Speaking of Celan's post-Holocaust struggles, she writes: "although
he described German as a language stuffed with falsity and gagged with the
ashes of burned-out meanings,' he nonetheless chose this surface for his
poetic work, paring it down to an idiolect that is so extreme a formation
it bears about the same relation to standard German as a crystal of granite
to a range of hills." (Carson, 112)
Can we purge our stuffed academic texts of their burned-out meanings,
so that their readers will be caught by the crystalline facets of our modest
wisdoms, so our windowless rooms are cleared of what we do not know?

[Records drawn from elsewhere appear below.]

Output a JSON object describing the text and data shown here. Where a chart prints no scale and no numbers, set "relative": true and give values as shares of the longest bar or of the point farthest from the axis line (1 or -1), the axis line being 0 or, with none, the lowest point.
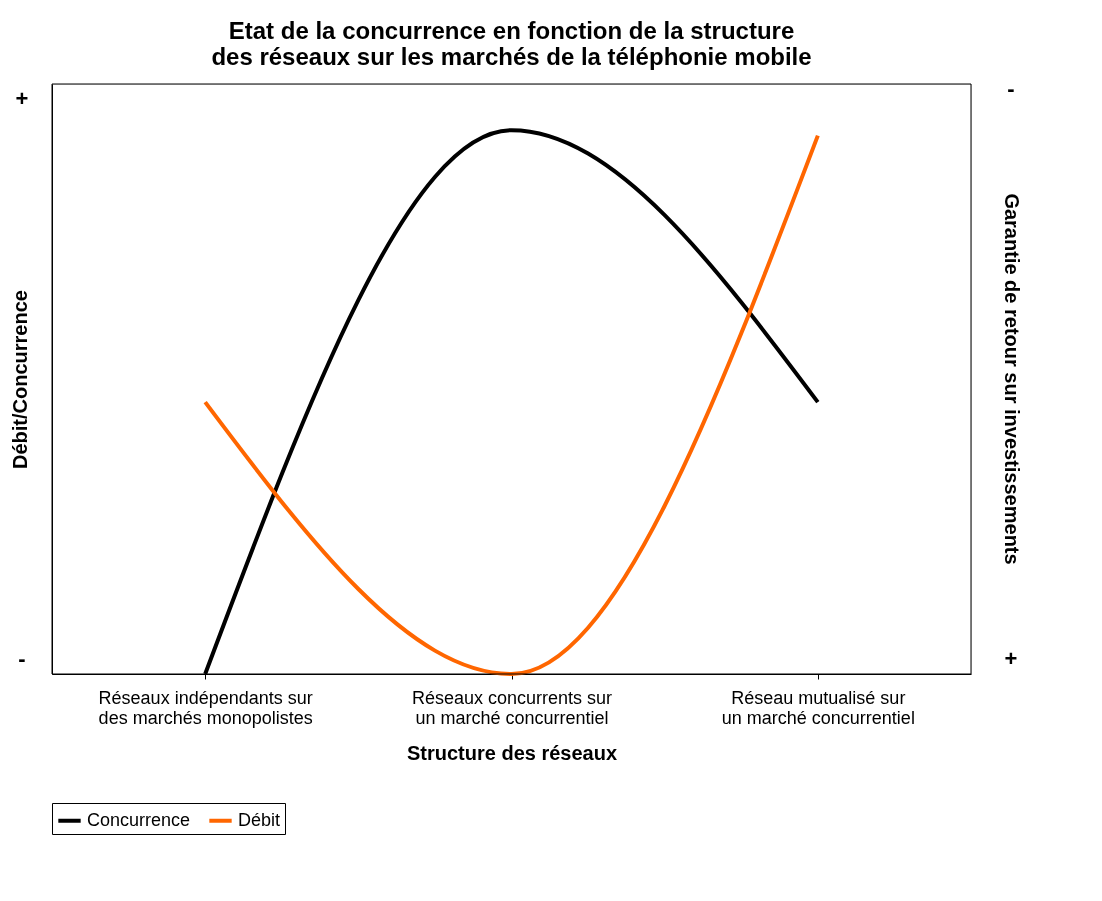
{
  "chart_data": {
    "type": "line",
    "title": "Etat de la concurrence en fonction de la structure des réseaux sur les marchés de la téléphonie mobile",
    "xlabel": "Structure des réseaux",
    "ylabel": "Débit/Concurrence",
    "y2label": "Garantie de retour sur investissements",
    "relative": true,
    "categories": [
      "Réseaux indépendants sur des marchés monopolistes",
      "Réseaux concurrents sur un marché concurrentiel",
      "Réseau mutualisé sur un marché concurrentiel"
    ],
    "series": [
      {
        "name": "Concurrence",
        "color": "#000000",
        "values": [
          0,
          1,
          0.5
        ]
      },
      {
        "name": "Débit",
        "color": "#ff6600",
        "values": [
          0.5,
          0,
          0.99
        ]
      }
    ],
    "annotations": [
      "+",
      "-",
      "-",
      "+"
    ],
    "legend": "bottom",
    "grid": false
  }
}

Schools are the factories of language; their pedagogies will be crucial
in determining whether the move from the preverbal to the verbal creates
an adult who is in contact with the world, or one who exists depressed in
a chronic state of alienation and dissociation. The great fissure between
those worlds is the region explored by the poets, novelists, and the creative
non-fiction writers, where the density of language has the feel of gesture,
kicking, and gurgling. Neither the human science texts nor the pop psychology
books nor many of the rich intellectual texts successfully bridge the gap
between the non-verbal and the verbal. It takes a great deal of communal
work to do this, and like with body practices, inhibition is crucial, or
Calvinic enlightening, or Carsonic excision. Eliminating the gossip, the
attempts to impress, the extra burdens which obscure the brilliance, the
stressful, the ambiguous. Liberating the body from chronically false facial
expressions, stressful posturing, and liberating the text so that it elicits
our deeply felt yearnings for knowing and thoughful action.